Der Landkreis hat am Dienstag eine weitere Allgemeinverfügung zur Festlegung eines Sperrbezirks und eines Beobachtungsgebietes zum Schutz gegen die Aviäre Influenza erlassen. Um die Betriebe mit dem positiven Virusnachweis werden als Restriktionsgebiet ein geringfügig vergrößerter Sperrbezirk und ein unverändertes Beobachtungsgebiet festgelegt.

Als Sperrbezirk wird das Gebiet um die Seuchenbestände mit einem Radius von mindestens drei Kilometern festgelegt, um den Sperrbezirk mit einem Radius von mindestens zehn Kilometern um die Seuchenbestände ein Beobachtungsgebiet.

Bei der hochpathogenen Aviären Influenza handele es sich um eine hochansteckende und anzeigepflichtige Viruserkrankung bei Geflügel und anderen Vogelarten, die schnell epidemische Ausmaße annehme, hohe Tierverluste verursache und deren Ausbruch immense wirtschaftliche Folgen für alle Geflügelhalter, Schlachtstätten und verarbeitende Industrien haben könne. Die Festlegung der Restriktionsgebiete sei geeignet und erforderlich, um das HPAI H5-Virus schnell und wirksam einzudämmen, so der Landkreis.

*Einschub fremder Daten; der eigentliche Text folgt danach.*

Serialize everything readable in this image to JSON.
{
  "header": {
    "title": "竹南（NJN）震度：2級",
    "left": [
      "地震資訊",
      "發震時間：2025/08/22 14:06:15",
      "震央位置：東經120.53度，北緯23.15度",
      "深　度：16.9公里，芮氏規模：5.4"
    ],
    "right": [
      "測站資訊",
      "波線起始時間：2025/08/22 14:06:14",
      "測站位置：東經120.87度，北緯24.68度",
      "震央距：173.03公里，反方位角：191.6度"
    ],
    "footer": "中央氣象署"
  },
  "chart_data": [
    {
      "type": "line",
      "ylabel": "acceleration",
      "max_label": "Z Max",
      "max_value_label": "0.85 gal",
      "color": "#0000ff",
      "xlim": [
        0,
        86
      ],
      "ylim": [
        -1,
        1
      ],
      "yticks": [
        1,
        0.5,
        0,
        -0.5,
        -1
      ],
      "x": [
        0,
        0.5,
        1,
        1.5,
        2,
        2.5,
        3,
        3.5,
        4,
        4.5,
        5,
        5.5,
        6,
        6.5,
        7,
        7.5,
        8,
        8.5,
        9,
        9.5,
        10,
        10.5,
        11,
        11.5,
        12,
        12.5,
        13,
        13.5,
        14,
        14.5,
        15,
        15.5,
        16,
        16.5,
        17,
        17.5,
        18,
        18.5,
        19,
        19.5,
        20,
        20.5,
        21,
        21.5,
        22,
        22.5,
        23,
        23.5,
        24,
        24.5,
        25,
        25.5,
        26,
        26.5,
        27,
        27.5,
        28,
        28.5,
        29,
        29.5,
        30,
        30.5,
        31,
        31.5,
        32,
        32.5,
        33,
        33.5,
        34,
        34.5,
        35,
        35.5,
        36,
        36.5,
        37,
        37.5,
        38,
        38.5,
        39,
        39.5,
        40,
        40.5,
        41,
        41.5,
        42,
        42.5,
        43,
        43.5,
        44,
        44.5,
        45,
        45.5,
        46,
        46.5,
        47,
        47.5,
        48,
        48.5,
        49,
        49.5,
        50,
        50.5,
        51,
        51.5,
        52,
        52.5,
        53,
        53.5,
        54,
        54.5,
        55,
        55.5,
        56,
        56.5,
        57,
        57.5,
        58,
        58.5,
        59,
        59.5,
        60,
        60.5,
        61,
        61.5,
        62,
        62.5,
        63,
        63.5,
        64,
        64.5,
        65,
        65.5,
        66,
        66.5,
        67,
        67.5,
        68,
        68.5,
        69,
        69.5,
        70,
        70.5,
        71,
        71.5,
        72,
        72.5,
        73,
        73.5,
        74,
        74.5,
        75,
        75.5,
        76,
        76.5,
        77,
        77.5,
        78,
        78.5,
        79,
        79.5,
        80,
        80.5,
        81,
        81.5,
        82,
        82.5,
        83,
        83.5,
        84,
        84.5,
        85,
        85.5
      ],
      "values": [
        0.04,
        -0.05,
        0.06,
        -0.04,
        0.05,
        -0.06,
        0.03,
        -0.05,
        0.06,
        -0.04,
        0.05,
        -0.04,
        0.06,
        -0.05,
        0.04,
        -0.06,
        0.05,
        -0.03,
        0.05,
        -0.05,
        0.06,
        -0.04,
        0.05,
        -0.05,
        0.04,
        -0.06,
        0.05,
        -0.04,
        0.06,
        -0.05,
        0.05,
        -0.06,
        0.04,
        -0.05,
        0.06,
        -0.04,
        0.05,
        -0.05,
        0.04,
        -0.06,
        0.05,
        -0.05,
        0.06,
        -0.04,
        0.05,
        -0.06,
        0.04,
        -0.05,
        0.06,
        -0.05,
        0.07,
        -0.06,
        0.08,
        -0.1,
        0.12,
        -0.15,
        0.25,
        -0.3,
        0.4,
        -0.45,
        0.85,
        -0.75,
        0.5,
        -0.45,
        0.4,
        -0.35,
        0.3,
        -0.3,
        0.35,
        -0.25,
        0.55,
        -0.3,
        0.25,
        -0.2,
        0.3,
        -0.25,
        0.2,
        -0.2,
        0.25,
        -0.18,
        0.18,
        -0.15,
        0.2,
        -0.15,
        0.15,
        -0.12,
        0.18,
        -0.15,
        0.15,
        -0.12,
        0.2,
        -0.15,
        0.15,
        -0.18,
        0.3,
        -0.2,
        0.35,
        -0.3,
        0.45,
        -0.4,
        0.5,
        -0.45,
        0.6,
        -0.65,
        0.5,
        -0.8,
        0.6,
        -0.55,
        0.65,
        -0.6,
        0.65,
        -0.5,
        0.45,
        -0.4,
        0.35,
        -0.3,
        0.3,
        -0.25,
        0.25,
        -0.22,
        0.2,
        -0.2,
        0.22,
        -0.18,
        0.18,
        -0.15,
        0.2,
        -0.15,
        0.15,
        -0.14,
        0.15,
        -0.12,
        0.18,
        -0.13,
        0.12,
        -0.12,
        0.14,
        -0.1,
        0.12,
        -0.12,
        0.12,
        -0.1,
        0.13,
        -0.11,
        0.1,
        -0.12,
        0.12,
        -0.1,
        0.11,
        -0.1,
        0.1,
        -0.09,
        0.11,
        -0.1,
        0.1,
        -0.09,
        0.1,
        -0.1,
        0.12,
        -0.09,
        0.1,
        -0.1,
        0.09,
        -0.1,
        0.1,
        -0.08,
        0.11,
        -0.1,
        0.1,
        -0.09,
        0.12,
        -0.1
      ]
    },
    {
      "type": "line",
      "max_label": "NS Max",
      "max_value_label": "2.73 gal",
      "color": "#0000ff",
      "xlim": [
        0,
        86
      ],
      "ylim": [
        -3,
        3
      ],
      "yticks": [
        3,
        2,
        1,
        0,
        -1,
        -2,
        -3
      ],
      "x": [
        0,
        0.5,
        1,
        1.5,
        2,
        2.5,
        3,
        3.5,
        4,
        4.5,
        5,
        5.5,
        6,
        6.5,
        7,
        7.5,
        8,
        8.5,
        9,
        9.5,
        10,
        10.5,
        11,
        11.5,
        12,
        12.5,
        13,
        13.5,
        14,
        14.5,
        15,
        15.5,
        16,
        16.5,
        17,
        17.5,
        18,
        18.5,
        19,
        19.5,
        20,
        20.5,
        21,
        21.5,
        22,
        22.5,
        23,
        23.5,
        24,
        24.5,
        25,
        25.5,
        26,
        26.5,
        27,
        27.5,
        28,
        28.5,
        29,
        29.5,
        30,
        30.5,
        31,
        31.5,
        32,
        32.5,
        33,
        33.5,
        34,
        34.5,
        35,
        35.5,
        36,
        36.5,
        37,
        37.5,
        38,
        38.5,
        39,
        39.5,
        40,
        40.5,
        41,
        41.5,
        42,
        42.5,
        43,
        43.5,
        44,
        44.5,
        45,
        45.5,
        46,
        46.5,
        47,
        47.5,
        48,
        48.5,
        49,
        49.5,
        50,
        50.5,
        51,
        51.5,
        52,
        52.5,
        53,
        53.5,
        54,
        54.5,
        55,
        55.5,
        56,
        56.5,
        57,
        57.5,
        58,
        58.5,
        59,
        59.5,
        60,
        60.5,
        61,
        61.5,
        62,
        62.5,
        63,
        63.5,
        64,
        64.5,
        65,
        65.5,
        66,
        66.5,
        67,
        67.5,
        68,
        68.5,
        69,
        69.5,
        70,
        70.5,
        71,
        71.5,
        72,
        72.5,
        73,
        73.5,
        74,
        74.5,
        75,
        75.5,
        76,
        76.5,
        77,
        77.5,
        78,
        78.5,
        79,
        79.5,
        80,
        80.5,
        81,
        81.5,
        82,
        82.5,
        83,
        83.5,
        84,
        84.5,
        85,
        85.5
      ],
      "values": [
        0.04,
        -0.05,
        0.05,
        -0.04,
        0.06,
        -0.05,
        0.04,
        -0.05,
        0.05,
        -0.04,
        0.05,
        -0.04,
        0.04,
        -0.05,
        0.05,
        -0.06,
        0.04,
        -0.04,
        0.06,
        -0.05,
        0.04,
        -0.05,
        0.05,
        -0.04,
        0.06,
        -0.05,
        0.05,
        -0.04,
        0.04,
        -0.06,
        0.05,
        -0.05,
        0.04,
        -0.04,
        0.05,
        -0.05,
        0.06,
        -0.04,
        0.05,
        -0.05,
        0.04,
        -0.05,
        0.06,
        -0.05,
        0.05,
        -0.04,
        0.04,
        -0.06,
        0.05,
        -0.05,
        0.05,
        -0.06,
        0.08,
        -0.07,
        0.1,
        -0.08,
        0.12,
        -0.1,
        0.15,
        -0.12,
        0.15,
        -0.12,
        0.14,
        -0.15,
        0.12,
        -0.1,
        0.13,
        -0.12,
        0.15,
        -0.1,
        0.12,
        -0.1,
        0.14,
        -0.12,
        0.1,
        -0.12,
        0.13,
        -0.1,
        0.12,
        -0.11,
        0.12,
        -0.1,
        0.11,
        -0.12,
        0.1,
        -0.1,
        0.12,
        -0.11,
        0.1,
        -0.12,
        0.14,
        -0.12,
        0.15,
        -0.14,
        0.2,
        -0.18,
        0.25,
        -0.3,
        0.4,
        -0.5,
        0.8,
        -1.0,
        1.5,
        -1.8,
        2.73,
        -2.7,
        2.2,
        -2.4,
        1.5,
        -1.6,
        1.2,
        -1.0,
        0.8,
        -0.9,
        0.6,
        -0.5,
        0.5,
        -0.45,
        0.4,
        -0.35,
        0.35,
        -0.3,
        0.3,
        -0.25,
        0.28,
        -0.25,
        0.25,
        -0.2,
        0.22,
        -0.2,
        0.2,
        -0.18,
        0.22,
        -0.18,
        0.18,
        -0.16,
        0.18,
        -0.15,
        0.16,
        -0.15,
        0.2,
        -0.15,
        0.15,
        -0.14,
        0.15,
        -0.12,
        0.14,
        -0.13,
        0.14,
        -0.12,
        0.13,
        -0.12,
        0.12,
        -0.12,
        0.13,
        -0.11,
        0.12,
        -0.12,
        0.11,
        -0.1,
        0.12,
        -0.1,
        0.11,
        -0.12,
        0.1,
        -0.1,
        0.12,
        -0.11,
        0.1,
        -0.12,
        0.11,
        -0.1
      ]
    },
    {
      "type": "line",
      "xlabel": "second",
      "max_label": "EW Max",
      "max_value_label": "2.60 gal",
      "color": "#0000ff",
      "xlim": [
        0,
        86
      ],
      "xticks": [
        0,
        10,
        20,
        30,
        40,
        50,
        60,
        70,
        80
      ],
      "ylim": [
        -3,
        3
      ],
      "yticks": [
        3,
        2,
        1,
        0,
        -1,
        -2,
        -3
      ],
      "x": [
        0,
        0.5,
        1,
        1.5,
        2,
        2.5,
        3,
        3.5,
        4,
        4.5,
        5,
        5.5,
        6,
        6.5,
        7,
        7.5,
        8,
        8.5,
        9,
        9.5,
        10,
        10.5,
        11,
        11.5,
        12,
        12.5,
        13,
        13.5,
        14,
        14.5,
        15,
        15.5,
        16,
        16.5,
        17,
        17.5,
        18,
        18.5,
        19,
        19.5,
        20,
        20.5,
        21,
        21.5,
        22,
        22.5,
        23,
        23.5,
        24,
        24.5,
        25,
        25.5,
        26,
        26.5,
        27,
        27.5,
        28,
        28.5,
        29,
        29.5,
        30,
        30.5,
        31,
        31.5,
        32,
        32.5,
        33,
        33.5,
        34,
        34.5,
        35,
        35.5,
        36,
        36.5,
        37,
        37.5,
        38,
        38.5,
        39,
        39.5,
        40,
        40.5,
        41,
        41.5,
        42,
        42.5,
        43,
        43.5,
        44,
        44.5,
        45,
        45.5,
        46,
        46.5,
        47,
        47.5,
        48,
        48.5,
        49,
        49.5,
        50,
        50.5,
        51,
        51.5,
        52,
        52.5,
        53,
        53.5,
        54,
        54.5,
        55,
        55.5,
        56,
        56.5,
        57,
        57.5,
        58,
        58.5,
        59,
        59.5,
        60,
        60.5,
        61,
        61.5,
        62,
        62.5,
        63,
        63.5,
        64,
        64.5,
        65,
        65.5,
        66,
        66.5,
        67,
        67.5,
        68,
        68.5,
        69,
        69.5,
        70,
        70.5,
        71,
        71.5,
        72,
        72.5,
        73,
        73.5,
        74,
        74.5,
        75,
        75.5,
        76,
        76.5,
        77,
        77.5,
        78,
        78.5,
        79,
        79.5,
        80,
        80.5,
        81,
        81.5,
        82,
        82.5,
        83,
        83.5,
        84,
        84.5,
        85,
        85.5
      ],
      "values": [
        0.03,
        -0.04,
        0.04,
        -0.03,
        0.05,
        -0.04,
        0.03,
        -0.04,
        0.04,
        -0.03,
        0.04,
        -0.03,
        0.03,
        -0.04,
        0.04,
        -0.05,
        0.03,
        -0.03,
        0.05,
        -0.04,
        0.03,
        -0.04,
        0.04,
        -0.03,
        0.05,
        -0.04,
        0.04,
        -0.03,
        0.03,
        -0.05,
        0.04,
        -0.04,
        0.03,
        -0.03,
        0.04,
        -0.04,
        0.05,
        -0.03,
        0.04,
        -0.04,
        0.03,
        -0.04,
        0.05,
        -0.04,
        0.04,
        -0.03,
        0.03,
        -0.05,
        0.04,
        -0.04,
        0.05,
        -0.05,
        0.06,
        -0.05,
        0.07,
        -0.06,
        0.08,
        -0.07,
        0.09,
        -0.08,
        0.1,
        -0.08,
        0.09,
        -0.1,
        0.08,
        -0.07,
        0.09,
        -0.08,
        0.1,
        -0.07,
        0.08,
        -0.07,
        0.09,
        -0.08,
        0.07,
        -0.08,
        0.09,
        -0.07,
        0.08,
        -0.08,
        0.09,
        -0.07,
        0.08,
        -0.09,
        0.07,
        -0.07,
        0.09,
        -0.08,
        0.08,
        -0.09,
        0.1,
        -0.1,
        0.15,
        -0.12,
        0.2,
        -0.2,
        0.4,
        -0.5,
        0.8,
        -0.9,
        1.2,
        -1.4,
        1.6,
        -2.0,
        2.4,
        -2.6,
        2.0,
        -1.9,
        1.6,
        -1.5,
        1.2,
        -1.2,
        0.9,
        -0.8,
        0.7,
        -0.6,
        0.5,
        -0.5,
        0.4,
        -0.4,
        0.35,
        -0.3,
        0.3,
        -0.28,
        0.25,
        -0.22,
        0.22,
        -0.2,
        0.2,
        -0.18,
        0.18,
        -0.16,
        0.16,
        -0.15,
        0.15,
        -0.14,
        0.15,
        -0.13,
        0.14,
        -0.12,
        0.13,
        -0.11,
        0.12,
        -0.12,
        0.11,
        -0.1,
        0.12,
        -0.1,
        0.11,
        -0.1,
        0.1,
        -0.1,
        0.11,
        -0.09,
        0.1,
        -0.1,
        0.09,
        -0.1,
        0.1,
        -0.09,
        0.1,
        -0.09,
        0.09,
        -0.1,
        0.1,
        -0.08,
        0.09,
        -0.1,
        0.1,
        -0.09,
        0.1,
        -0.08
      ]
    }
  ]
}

Des Weiteren hat der Landkreis entschieden, das Wiedereinstallungsverbot von Truthühnern innerhalb des Gebietes der Gemeinden Emstek, Garrel und Bösel sowie der Stadt Cloppenburg und der Stadt Friesoythe auch auf Enten auszudehnen. Geflügelbestände dürfen hier nach einer Entfernung des Geflügels oder der jeweiligen Vogelhaltung oder im Falle leerstehender Gebäude oder Einrichtungen zur Haltung von Vögeln frühestens 30 Tage nach Inkrafttreten dieser Allgemeinverfügung wieder belegt werden.